Have you ever been called a “Luddite”? Well, I have — by my normally very kind husband.
Here’s why …
Ned Ludd was an English factory worker who went berserk in 1779 and destroyed weaving machinery because he feared it would make human workers obsolete. Several years later, a group of weavers went on a similar rampage and were dubbed “Luddites.”
The term now means “one who opposes technological change.”
My computer-guru husband simply cannot grasp how technologically challenged I am, and when I totally exasperate him, he vents by calling me a Luddite.
I have yet to go on a destructive rampage like the Luddites of yore, but I’ve come pretty doggone close recently as I’m learning to use a new computer and new software. Had we not recently gotten rid of all the baseball bats in our garage, I might have smashed my new laptop to smithereens by now. But lacking a weapon and still possessing a scrap of sanity, I have thus far restrained my destructive impulses.
I know I should be grateful for this new computer, and I am… sort of. But right now my days are filled with technical glitches and mind-melting cyber-challenges.
By the way, why do Bill Gates and his Birkenstock-wearing minions feel compelled to make perfectly good software obsolete? (Ooh… ooh … pick me … I know this one — to MAKE MORE MONEY!)
It took me a LONG time to learn the programs I use to do the work I do … and now some of that software won’t run on my new computer. Ugh.
This old dog is having to learn new tricks … and frankly, it’s making me want to roll over and play dead. My brain feels on the verge of spontaneous combustion.
I know I should charge into each new day thinking, “This is the day the Lord has made; I will rejoice and be glad in it.” But now my first conscious thought is usually, “Oh no — I have to get up and face that computer.”
My ignorance, incompetence and ineptitude are ever before me, and it’s driving me nuts. I got so overwhelmed the other day that I impulsively walked away from my computer and drove to the grocery store, not because I needed groceries, but because I needed to do something I know how to do.
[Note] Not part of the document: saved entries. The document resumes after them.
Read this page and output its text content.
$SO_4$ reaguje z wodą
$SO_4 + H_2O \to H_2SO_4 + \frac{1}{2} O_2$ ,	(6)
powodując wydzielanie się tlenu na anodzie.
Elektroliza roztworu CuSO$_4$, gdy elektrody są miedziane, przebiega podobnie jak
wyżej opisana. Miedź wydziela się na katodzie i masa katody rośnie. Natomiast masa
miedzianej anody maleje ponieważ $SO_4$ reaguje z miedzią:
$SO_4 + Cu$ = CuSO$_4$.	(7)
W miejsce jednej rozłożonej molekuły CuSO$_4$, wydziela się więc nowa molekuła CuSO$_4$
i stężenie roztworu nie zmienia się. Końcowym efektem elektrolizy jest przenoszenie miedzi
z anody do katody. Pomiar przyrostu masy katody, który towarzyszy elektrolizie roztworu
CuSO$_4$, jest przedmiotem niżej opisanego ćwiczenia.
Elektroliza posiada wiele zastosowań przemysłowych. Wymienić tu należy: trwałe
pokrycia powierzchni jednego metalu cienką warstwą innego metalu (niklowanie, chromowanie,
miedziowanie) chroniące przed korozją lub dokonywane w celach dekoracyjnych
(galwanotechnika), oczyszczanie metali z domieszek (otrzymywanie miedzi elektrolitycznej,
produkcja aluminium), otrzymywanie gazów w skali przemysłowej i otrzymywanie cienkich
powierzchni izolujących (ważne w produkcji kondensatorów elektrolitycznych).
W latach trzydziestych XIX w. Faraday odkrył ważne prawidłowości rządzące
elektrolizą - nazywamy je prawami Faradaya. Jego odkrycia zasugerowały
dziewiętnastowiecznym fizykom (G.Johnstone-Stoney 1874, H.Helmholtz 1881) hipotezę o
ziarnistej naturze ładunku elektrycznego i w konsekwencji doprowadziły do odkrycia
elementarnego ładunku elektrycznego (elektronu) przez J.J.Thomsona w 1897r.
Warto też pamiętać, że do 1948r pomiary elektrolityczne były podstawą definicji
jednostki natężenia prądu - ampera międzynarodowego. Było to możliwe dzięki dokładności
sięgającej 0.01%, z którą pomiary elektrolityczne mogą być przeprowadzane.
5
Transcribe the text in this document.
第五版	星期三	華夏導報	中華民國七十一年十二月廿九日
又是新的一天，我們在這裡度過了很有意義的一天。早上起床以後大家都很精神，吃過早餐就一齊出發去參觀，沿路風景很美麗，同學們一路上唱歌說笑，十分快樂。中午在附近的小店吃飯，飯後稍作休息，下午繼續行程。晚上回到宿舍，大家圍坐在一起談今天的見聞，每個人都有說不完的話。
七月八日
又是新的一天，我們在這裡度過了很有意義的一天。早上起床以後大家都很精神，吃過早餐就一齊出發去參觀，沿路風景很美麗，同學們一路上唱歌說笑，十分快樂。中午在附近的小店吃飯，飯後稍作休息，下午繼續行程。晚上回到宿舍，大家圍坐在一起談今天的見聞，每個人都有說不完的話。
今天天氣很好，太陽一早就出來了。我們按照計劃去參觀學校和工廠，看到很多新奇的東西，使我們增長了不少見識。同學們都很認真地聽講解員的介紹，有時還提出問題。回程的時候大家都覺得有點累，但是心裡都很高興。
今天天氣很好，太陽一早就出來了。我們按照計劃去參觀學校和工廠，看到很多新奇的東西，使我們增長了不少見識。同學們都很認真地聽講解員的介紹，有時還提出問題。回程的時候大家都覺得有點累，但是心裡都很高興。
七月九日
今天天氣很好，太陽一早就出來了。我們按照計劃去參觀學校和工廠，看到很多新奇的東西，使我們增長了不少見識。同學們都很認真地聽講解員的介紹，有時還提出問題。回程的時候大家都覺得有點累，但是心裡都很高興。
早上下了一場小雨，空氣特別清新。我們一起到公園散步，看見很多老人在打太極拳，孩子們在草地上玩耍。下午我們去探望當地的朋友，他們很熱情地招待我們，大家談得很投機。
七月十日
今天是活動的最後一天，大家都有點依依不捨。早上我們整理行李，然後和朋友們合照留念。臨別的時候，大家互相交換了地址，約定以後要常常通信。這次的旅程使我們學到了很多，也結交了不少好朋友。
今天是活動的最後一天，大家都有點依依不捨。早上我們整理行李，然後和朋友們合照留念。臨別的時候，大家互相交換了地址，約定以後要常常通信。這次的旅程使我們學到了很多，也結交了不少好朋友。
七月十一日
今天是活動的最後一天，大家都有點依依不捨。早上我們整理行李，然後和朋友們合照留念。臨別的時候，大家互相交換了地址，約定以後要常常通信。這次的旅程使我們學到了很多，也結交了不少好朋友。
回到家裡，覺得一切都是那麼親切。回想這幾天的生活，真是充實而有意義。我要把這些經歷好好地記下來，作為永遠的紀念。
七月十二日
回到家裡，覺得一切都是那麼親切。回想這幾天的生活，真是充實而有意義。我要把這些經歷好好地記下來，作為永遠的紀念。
I’m sure there’s an important life lesson in this, and when I stop being so frustrated, I promise I’ll learn it. I suspect it has something to do with humility, and I hate those lessons.
It’s not a bad thing to know how much we don’t know, but it sure doesn’t feel good.
In fact, it feels so bad that we all run the risk of becoming Luddites in various areas of our lives, resisting and rejecting everything that threatens our comfy status quo.
The saddest of all are spiritual Luddites, who foolishly deny the reality of a God who calls them to a new life in relationship with Himself.
God offers them light, but they choose to remain in the dark.
I will never understand technology, but I certainly embrace its benefits. I can’t fully understand God, but I choose to embrace Him nonetheless.
Am I a computer Luddite? Sometimes, even though the change I resist ultimately enhances my life in some way.
But a spiritual Luddite? No way. It is eternally, foolishly fatal to reject God.
I can live without a laptop, but not without a Savior.